Carlos Fuentes y yo

Por Carlos Jijón
Guayaquil, Ecuador

Empiezo advirtiendo que nunca en mi vida, ni de lejos, he visto a Carlos Fuentes. Una vez me crucé con García Márquez: yo, en medio de una tropelía de reporteros en  una cumbre de presidentes, mientras él bajaba una escalera en el Cartagena Hilton después de entrevistar a Fidel Castro. En otra ocasión, enviado por la revista Vistazo, gocé del privilegio de entrevistar durante media hora a Mario Vargas Llosa en su casa de Barranco, en Lima. Pero en realidad jamás tuve la fortuna de coincidir con Carlos Fuentes en ningún lugar.

Una vez, sin embargo, hará ya más de veinte años, compré un libro que se titulaba “Valiente Mundo Nuevo”, que se había publicado con ocasión de los 500 años del descubrimiento de América y que contenía una recopilación de las clases de literatura latinoamericana que Carlos Fuentes impartía en la Universidad de Harvard. Y decidí que aunque que la vida no me lo había permitido, de todas maneras yo iba a estudiar literatura con el maestro Carlos Fuentes en los ratos libres que me dejaba la reportería y mi vida de recién casado.

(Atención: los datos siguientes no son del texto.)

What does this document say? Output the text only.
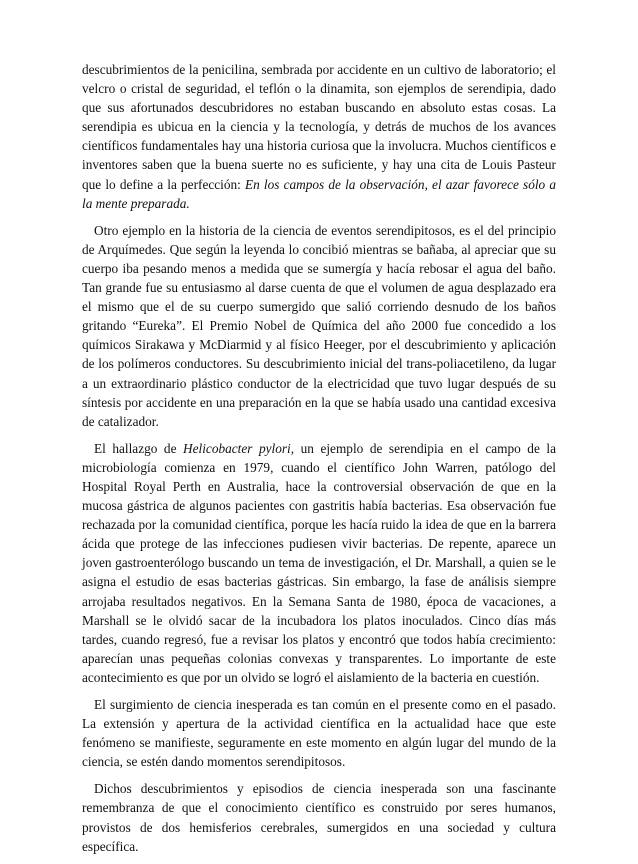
descubrimientos de la penicilina, sembrada por accidente en un cultivo de laboratorio; el velcro o cristal de seguridad, el teflón o la dinamita, son ejemplos de serendipia, dado que sus afortunados descubridores no estaban buscando en absoluto estas cosas. La serendipia es ubicua en la ciencia y la tecnología, y detrás de muchos de los avances científicos fundamentales hay una historia curiosa que la involucra. Muchos científicos e inventores saben que la buena suerte no es suficiente, y hay una cita de Louis Pasteur que lo define a la perfección: En los campos de la observación, el azar favorece sólo a la mente preparada.

Otro ejemplo en la historia de la ciencia de eventos serendipitosos, es el del principio de Arquímedes. Que según la leyenda lo concibió mientras se bañaba, al apreciar que su cuerpo iba pesando menos a medida que se sumergía y hacía rebosar el agua del baño. Tan grande fue su entusiasmo al darse cuenta de que el volumen de agua desplazado era el mismo que el de su cuerpo sumergido que salió corriendo desnudo de los baños gritando “Eureka”. El Premio Nobel de Química del año 2000 fue concedido a los químicos Sirakawa y McDiarmid y al físico Heeger, por el descubrimiento y aplicación de los polímeros conductores. Su descubrimiento inicial del trans-poliacetileno, da lugar a un extraordinario plástico conductor de la electricidad que tuvo lugar después de su síntesis por accidente en una preparación en la que se había usado una cantidad excesiva de catalizador.

El hallazgo de Helicobacter pylori, un ejemplo de serendipia en el campo de la microbiología comienza en 1979, cuando el científico John Warren, patólogo del Hospital Royal Perth en Australia, hace la controversial observación de que en la mucosa gástrica de algunos pacientes con gastritis había bacterias. Esa observación fue rechazada por la comunidad científica, porque les hacía ruido la idea de que en la barrera ácida que protege de las infecciones pudiesen vivir bacterias. De repente, aparece un joven gastroenterólogo buscando un tema de investigación, el Dr. Marshall, a quien se le asigna el estudio de esas bacterias gástricas. Sin embargo, la fase de análisis siempre arrojaba resultados negativos. En la Semana Santa de 1980, época de vacaciones, a Marshall se le olvidó sacar de la incubadora los platos inoculados. Cinco días más tardes, cuando regresó, fue a revisar los platos y encontró que todos había crecimiento: aparecían unas pequeñas colonias convexas y transparentes. Lo importante de este acontecimiento es que por un olvido se logró el aislamiento de la bacteria en cuestión.

El surgimiento de ciencia inesperada es tan común en el presente como en el pasado. La extensión y apertura de la actividad científica en la actualidad hace que este fenómeno se manifieste, seguramente en este momento en algún lugar del mundo de la ciencia, se estén dando momentos serendipitosos.

Dichos descubrimientos y episodios de ciencia inesperada son una fascinante remembranza de que el conocimiento científico es construido por seres humanos, provistos de dos hemisferios cerebrales, sumergidos en una sociedad y cultura específica.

Fue así como, entre viajes y ocupaciones de padre primerizo, empecé a leer a Giambatista Vico, cuya “Ciencia Nueva” era fundamental, según el autor de «La muerte de Artemio Cruz», casi tanto como la lectura de “Utopía” de Tomás Moro, y el “Elogio de la Locura”, de Erasmo de Rotterdam, para entender el entorno en el que se había escrito lo que él consideraba como la primera novela americana: la “Historia de la Conquista de la Nueva España”, narrada por Bernal Díaz del Castillo, un soldado de Hernán Cortez, que ya viejo escribe unas memorias de la conquista de México, tan teñidas de realismo mágico que narra cómo la imagen de la Virgen María apareció en los cielos durante  uno de los últimos combates con las aztecas, con la misma naturalidad con que siglos después, en Cien Años de Soledad, García Márquez relatara como Remedios la Bella ascendió las cielos en cuerpo y alma mientras tendía unas sábanas en el patio de una casa en Macondo.

Y así  fui recorriendo las páginas de Rómulo Gallegos, de Lezama Lima, de Juan Rulfo. Y de Mariano Azuela, Julio Cortázar, o Jorge Luis Borges. Y Marcel Proust, Friedrich Nietzch, o Eurípides. Porque por ejemplo, para leer Paradiso, la obra cumbre de Lezama, antes tuve que estudiar los siete tomos de “En busca del tiempo perdido” de Marcel Proust”, además de “El origen de la tragedia” de Nietzch, según prescribían las lecciones que yo había elegido.

No me fue fácil estudiar a Fuentes durante esos diez años que dediqué a seguir un curso que los estudiantes de Harvard seguramente hacían en un par de semetres. Y menos como yo lo hacía, a saltos y brincos, en algún avión o mientras esperaba que me atiendan para alguna entrevista, o lo que era más usual en las horas robadas a la madrugada. Porque no era fácil seguir un discurso de tan grande erudición. Pero puedo decir que, sin que él siquiera lo imagine, sus clases me ayudaron a entender mejor esa realidad que reportaba día a día. Y que de alguna manera, sin haberlo visto nunca, llegué con el correr de los años a sentirme tan ligado a él, al punto que el día de sus funerales, cuando vi a su mujer, Silvia Lemus (para mi una antigua conocida), en una de las fotografías que me llegaban a través de la agencia EFE, me sentí sinceramente conmovido de no estar ahí. De no darle el pésame personalmente a esas personas que sin me conozcan yo conocía tanto. Y no poder agradecerle por todo el bien que hizo a mi vida con las clases que recibí del Maestro.